The 45.7MP sensor contained within the D850 is Nikon’s entry into the world of full frame backside illuminated sensors. It seems to have paid off, for the most part. At base ISO, it’s the best out there for landscapes and second only to the Phase One IQ180 for portraits.
It’s the second highest resolution on the market, just slightly behind Canon’s 50.6MP 5DS series. Given how low the 5DS ranks compared to even the 5D Mark IV, it’s surprising that such a high resolution body does this well. Of course, Nikon’s D8xx series bodies always seem to have led the way as each has been released. Even today, the D810 still sits at #3, overall, with the D800E and D800 at #6 and #8 respectively.
Its key strengths are portraits, where it comes second to only the Phase One IQ180, and landscapes, where it reigns supreme. It falls a little short in the area of sports & high ISO performance, which may disappoint some. Although it’s no slouch in that area, either. It still ranks slightly higher than the flagship Nikon D5.

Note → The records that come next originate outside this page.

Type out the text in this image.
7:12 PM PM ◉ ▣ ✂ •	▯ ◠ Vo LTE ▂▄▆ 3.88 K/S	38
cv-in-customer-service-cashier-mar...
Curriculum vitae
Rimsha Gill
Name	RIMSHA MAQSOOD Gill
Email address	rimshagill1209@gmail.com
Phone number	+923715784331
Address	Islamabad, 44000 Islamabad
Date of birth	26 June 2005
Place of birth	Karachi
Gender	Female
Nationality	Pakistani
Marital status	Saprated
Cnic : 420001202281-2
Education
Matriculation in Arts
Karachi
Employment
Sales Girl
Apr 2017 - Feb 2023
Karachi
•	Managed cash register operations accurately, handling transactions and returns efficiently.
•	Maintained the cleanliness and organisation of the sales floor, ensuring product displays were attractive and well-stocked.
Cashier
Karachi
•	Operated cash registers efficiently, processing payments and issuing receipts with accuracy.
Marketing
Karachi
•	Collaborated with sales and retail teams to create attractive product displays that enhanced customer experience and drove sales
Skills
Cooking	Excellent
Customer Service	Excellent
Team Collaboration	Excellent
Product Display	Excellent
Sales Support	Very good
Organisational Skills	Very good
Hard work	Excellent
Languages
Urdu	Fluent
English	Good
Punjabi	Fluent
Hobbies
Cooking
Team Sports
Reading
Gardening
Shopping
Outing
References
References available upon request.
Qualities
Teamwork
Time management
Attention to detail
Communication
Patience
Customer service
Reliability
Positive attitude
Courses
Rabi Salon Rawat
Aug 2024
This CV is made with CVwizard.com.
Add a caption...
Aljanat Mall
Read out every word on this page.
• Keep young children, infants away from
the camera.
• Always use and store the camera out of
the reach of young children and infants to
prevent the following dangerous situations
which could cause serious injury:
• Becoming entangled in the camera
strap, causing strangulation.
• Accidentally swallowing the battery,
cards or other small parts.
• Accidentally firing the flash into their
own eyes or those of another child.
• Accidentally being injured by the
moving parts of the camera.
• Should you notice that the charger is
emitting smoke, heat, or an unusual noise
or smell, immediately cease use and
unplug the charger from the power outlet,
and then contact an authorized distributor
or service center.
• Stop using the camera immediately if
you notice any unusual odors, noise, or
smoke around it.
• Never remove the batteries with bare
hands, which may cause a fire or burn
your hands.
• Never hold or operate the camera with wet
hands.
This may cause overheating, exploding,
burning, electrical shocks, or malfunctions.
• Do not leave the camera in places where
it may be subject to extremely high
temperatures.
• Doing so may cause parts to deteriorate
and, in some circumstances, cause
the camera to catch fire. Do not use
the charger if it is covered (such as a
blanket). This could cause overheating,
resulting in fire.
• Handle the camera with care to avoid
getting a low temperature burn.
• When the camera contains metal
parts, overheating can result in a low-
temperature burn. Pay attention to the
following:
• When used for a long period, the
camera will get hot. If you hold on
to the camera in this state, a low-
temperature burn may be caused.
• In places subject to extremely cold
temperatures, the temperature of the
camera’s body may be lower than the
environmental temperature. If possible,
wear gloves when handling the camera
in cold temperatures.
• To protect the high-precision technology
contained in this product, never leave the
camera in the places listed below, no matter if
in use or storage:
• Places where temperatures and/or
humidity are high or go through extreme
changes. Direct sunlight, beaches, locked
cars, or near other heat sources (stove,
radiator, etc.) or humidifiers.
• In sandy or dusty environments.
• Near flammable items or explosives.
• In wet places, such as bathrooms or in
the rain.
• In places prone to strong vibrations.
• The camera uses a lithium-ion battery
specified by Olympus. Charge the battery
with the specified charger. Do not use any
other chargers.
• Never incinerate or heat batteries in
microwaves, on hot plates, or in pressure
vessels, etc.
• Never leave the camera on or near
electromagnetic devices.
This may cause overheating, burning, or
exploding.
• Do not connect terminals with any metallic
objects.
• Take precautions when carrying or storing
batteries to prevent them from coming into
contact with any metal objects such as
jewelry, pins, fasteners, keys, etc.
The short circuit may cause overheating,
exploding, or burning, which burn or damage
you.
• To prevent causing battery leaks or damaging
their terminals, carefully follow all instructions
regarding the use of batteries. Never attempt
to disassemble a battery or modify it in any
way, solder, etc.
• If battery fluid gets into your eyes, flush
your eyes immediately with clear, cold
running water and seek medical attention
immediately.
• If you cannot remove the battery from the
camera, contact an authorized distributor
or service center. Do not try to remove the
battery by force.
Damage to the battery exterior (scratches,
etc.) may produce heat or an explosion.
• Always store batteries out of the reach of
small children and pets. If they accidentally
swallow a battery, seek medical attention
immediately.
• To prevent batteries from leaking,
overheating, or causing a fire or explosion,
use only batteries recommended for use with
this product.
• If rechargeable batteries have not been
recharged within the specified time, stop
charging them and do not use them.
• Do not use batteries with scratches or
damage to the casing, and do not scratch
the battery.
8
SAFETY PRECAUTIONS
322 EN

Even though it’s the highest overall score, we have to take it with a pinch of salt. For the most part, 99.9% of people are never going to be able to see the difference. Pixel peepers will swear up and down that they do, but they more than likely don’t. And it’s ultimately, lens choice is going to play a huge factor in how well the sensor performs for a given scenario, too.
Those viewing the beautifully post processed images on the web certainly aren’t going to be able to tell the difference. Nor will those clients purchasing prints made with images from this or other cameras.
So, ultimately, do DxO Mark scores with theoretically perfect conditions really even matter? Aren’t the other features of a camera, features that tests such as these don’t and cant’t take into account, far more important?
Given Nikon’s 100th anniversary this year, though, it still seems somewhat appropriate for the D850 to be DxOMark’s first 100.